Amazon reportedly plans to invest nearly $1.3 billion in technology projects in France.
The e-commerce giant is one of several global companies poised to announce new overseas investments in France this week, Bloomberg News reported on Sunday (May 12). It is a company.
French President Emmanuel Macron on Monday (May 13) invited 180 CEOs and executives to attend the country's seventh annual “Choose France” summit as part of the government's campaign to make France the financial hub of Europe. 180 people were welcomed to the Palace of Versailles.
The report cited a statement from Macron's government saying that overall investments exceeded last year's total of $14 billion.
Amazon's $1.29 billion investment includes strengthening its logistics and increasing its computing power, particularly in its cloud arm AWS, and will bring about 3,000 new jobs.
Other companies participating in the summit include Pfizer, AstraZeneca and Morgan Stanley, according to the report.
The investment comes on the heels of Amazon's latest earnings report in which it announced several new generative AI (GenAI) products and services and showed AI to be a key driver of growth for the company in its most recent quarter. .
“Most notable of these was Amazon Q, a GenAI-powered assistant that accelerates software development and leverages companies’ internal data,” PYMNTS writes. “Amazon also introduced Bedrock, a fully managed AI service that enables customers to quickly build and deploy AI applications.”

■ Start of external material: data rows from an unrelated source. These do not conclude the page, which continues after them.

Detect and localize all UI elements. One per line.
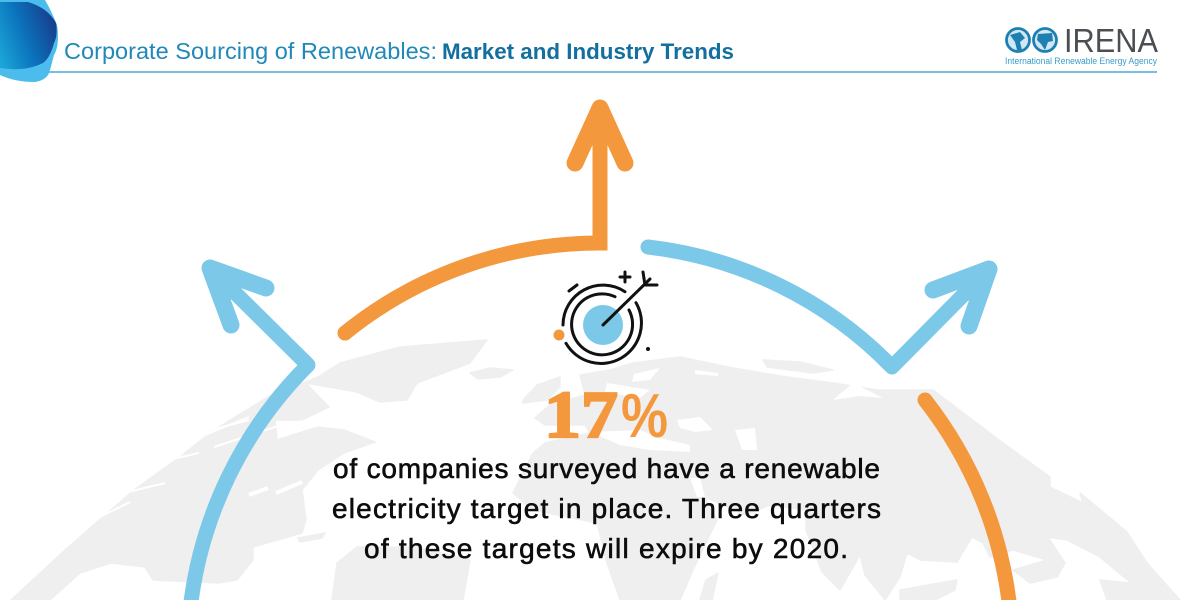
IRENA logo [1005,22,1158,66]
arc arrow: right blue [648,247,989,367]
big number: 17 [544,378,618,452]
world map background [11,340,1180,600]
statement text: of companies surveyed have a renewable [333,453,880,484]
arc arrow: top orange [345,108,625,333]
logo blob [0,0,58,82]
big number: % [621,382,668,451]
title: Corporate Sourcing of Renewables: [64,38,437,64]
title [64,38,734,64]
IRENA logo: IRENA [1064,22,1158,59]
header line [45,71,1157,73]
big number [544,378,668,452]
statement text: of these targets will expire by 2020. [364,533,848,564]
statement text: electricity target in place. Three quarters [332,493,881,524]
icon: target with arrow [554,272,657,363]
map seas and gaps [590,368,883,497]
arc arrow: left blue [190,268,308,600]
title: Market and Industry Trends [442,39,734,64]
arc: right orange [925,400,1010,600]
IRENA logo: International Renewable Energy Agency [1005,56,1157,66]
statement text [332,453,881,564]
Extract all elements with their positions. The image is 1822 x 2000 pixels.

According to the report, Amazon continues to expand its partnerships with top AI companies such as Anthropic, Meta, and Nvidia to enhance its AI products.
And in the face of increasing competition from rivals such as Microsoft Azure and Google Cloud, AWS showed signs of a comeback in the first quarter of 2024. The division's sales increased 17% year-on-year to his $25 billion, and operating profit increased to his $9.4 billion. , which was $5.1 billion in the first quarter of last year.
Meanwhile, PYMNTS investigated last week the company's increased use of AI to combat fraudulent reviews. This is an essential effort to retain consumers who rely on these ratings in their purchasing decisions and businesses who require genuine feedback from their customers.
Andrew Sellers, head of technology strategy at Confluent, told PYMNTS: “AI assesses fraud risk by incorporating many characteristics of end-customer behavior, including transaction time, amount, location, and purchase/billing history. “We can build very detailed models for this.”
These models can be based on rules set by experts or on patterns learned by machines using transaction data, he added.
“Running this type of analysis at scale requires automation,” Sellers says.